Notes on "Resilient Distributed Datasets: A Fault-Tolerant Abstraction for In-Memory Cluster Computing"

Paper Summary

Resilient Distributed Datasets (RDDs) are read-only, partitioned collections of records created by applying transformations (e.g. map, filter, join) to raw data or other RDDs. RDDs are generated lazily, and are typically only materialized on-request, when the user invokes an action: an operation that returns a value (e.g. count) or exports to a storage system. To indicate that an RDD may be re-used, a user may invoke the persist operation, which ensures that, upon materialization, the persisted RDD is stored in memory (spill to disk if insufficient RAM, can also indicate alternate storage strategies).

RDDs are suited for batch applications, such as PageRank, K-means clustering, and logistic regression. The authors implemented RDDs in a system called Spark, and were able to show a 20-40x speedup over Hadoop, the state-of-the-art big data processing system at the time. This massive speedup is attributed to the ability to persist RDDs in-memory, and Spark’s efficient implementation.

RDDs also provide fault tolerance (lose an RDD because something broke) by storing the lineage of transformations, which allows Spark to recover RDDs by replaying transformations instead of relying on a costly checkpointing procedure. Because certain operations like map and filter can be performed independently on partitions of an RDD (see narrow dependency in the paper), Spark can leverage parallelism for fast and efficient computation/recovery of RDDs. Similar to MapReduce, Spark exploits this parallelism for straggler mitigation by running backup copies of slow tasks.

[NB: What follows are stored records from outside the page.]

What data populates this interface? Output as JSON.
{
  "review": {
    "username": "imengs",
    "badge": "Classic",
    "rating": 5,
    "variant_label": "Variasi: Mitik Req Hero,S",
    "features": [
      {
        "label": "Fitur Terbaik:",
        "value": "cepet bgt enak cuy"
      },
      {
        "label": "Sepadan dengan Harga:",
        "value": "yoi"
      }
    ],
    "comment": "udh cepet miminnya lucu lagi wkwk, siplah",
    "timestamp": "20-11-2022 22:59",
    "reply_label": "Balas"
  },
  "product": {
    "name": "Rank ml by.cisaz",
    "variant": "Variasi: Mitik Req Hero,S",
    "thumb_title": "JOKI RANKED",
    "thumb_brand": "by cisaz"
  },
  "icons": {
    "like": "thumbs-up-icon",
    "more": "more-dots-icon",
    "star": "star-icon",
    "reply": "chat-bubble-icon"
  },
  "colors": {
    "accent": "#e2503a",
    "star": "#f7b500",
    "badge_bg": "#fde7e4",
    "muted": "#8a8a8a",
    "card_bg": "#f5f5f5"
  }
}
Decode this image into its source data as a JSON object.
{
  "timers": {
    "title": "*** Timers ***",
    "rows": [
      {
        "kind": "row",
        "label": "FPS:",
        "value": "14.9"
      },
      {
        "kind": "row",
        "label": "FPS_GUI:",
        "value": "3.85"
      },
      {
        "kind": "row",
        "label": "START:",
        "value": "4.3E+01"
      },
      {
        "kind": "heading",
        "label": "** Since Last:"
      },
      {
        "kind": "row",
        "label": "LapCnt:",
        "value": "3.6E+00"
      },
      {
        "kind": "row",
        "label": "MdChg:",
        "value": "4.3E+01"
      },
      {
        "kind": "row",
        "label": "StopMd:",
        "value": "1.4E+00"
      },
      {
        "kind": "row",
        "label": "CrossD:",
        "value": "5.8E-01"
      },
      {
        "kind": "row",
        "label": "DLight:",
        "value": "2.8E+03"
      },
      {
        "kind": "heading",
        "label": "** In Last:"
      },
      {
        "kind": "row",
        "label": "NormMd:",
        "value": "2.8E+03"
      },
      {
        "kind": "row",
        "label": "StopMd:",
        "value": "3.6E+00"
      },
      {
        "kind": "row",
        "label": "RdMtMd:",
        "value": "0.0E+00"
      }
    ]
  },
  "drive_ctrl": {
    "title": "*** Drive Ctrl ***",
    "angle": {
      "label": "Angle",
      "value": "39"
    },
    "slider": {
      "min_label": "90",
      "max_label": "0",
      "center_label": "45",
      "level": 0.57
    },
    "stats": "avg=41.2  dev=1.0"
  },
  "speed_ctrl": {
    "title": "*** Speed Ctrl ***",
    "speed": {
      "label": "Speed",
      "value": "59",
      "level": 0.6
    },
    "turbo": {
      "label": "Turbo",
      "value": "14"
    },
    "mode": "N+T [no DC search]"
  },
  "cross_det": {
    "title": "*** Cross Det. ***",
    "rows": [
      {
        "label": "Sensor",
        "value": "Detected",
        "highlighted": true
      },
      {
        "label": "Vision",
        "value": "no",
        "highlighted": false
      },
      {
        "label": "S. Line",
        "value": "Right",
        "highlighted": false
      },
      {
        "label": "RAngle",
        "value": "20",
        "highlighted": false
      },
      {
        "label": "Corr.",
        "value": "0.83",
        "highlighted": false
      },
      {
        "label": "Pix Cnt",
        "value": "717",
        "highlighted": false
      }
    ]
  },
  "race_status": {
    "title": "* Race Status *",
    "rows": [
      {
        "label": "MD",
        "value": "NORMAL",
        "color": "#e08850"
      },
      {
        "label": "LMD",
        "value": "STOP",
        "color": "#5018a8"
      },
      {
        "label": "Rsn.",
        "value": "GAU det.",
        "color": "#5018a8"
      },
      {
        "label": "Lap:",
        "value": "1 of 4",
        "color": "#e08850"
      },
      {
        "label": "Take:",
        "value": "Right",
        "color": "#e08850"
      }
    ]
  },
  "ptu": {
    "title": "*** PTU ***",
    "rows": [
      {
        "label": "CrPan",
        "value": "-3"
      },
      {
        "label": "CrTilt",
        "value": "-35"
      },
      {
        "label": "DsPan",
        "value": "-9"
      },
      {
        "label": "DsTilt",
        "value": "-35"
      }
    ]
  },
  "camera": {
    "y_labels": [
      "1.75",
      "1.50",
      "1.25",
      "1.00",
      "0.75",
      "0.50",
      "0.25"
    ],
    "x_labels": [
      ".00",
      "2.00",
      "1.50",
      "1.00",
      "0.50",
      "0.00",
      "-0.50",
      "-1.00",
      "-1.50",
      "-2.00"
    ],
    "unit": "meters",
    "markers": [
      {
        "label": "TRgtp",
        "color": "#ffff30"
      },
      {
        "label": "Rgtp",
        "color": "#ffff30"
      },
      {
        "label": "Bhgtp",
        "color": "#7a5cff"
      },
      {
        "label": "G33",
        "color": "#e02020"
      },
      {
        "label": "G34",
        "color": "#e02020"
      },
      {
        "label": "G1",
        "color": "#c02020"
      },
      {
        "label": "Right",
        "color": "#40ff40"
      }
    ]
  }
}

Tips on Reading Systems Papers

  1. Carefully read the first few sections. They not only introduce and motivate the problem, but also describe the key points of the solution.
    1. Often, after carefully reading these sections, I feel that I have a reasonable understanding of what the paper is about, and that I could participate in a high-level discussion.
    2. E.g., almost all of the paper summary is taken from §1 and §2.
  2. Understand what questions the remaining sections are trying to address.
    1. The design sections (§3 and §4) provide answers to questions such as: How do I use the system? What properties does the system exhibit? Why were certain design decisions made?
    2. For the implementation section (§5), ask yourself How do the key ideas of the paper translate into software? Is this a reasonable way of building the system?
    3. Typically, a lot of work is put into evaluation (§6), and there can be a lot going on. Look at the plots, and ask yourself if they support the key claims, and provide suitable and sufficient comparisons. Often, the authors will include follow-up experiments to explain why the results look the way they do, and that performance improvements can be attributed to the key ideas of the paper.
      1. For example, I’m not convinced that distributed shared memory is a suitable comparison system, because several other systems, which seem like better points of comparison, already use coarse-grained transformations.
      2. Comparing against other systems in addition to Hadoop would strengthen the evaluation.
      3. §6.1 and Figure 9 describe follow-up experiments which explain why Spark outperforms Hadoop by 20x on key experiments.